Summative Assessment (Evaluate & Track): At the end of each unit, children complete a creative assessment quiz containing audio clips, allowing them to apply their listening skills.
Performance Portfolios: Teachers regularly take audio and video recordings of group practice and final performances. These act as a digital portfolio of children's musical growth, allowing pupils to self-evaluate and take pride in their progress over time.

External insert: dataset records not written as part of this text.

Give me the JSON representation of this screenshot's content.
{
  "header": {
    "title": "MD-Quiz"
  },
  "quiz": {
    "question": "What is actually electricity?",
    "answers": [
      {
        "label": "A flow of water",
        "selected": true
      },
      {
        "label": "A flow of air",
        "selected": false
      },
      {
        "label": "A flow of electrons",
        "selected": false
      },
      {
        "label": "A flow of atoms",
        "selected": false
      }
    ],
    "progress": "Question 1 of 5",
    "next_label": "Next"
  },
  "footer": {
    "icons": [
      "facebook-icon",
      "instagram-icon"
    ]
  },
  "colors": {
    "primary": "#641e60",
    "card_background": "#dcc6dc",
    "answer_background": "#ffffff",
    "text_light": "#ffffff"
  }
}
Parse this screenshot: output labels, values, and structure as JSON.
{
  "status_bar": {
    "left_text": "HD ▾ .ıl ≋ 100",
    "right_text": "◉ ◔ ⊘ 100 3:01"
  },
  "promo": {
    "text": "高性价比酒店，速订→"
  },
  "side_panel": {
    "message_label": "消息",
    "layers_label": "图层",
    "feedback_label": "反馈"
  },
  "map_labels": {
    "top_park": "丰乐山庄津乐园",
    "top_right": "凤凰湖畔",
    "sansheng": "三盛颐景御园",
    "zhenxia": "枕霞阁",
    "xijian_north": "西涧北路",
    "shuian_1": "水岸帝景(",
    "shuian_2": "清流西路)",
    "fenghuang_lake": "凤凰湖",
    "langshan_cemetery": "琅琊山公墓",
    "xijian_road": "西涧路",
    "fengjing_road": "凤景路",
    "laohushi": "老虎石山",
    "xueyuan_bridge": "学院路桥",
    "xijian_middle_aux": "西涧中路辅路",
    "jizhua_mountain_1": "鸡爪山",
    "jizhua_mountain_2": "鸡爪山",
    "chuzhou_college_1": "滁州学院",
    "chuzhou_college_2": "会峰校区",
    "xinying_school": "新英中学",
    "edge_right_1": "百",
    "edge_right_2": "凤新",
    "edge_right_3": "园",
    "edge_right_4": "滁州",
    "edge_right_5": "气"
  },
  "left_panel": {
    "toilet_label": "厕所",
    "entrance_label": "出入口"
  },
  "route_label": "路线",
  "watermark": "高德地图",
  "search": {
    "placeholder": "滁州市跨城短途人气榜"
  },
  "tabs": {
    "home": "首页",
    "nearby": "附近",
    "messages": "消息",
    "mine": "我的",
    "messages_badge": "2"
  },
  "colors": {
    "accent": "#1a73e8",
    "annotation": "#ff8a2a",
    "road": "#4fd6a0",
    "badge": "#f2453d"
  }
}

Our Goal: Every child leaves Norfolk Community Primary School equipped with the musical vocabulary, practical instrumental capability, and historical appreciation necessary to enjoy, create, and participate in the musical tapestry of the modern world.
Music overview
Purpose of study
The aim of our music curriculum is to inspire and challenge all pupils by equipping them with the knowledge and skills to develop a love of music. As pupils progress they should develop an engagement with music, exploring and listening to a range of famous composers and performers and developing their composing and improvisation skills. Pupils are also given opportunities to develop their singing and performing skills in a range of supportive and encouraging environments.
Aims
The national curriculum for music aims to ensure that all pupils:
perform, listen to, review and evaluate music across a range of historical periods, genres,
styles and traditions, including the works of the great composers and musicians
learn to sing and to use their voices, to create and compose music on their own and with others, have the opportunity to learn a musical instrument, use technology appropriately and have the opportunity to progress to the next level of musical excellence
understand and explore how music is created, produced and communicated, including through the inter-related dimensions: pitch, duration, dynamics, tempo, timbre, texture, structure and appropriate musical notations.
Subject content
Key stage 1
use their voices expressively and creatively by singing songs and speaking chants and rhymes
play tuned and untuned instruments musically
listen with concentration and understanding to a range of high-quality live and recorded music
experiment with, create, select and combine sounds using the inter-related dimensions of music.
Key Stage Two
Pupils in Key Stage Two will be taught to
play and perform in solo and ensemble contexts, using their voices and playing musical instruments with increasing accuracy, fluency, control and expression
improvise and compose music for a range of purposes using the inter-related dimensions of music
listen with attention to detail and recall sounds with increasing aural memory
use and understand staff and other musical notations
appreciate and understand a wide range of high-quality live and recorded music drawn from different traditions and from great composers and musicians
develop an understanding of the history of music.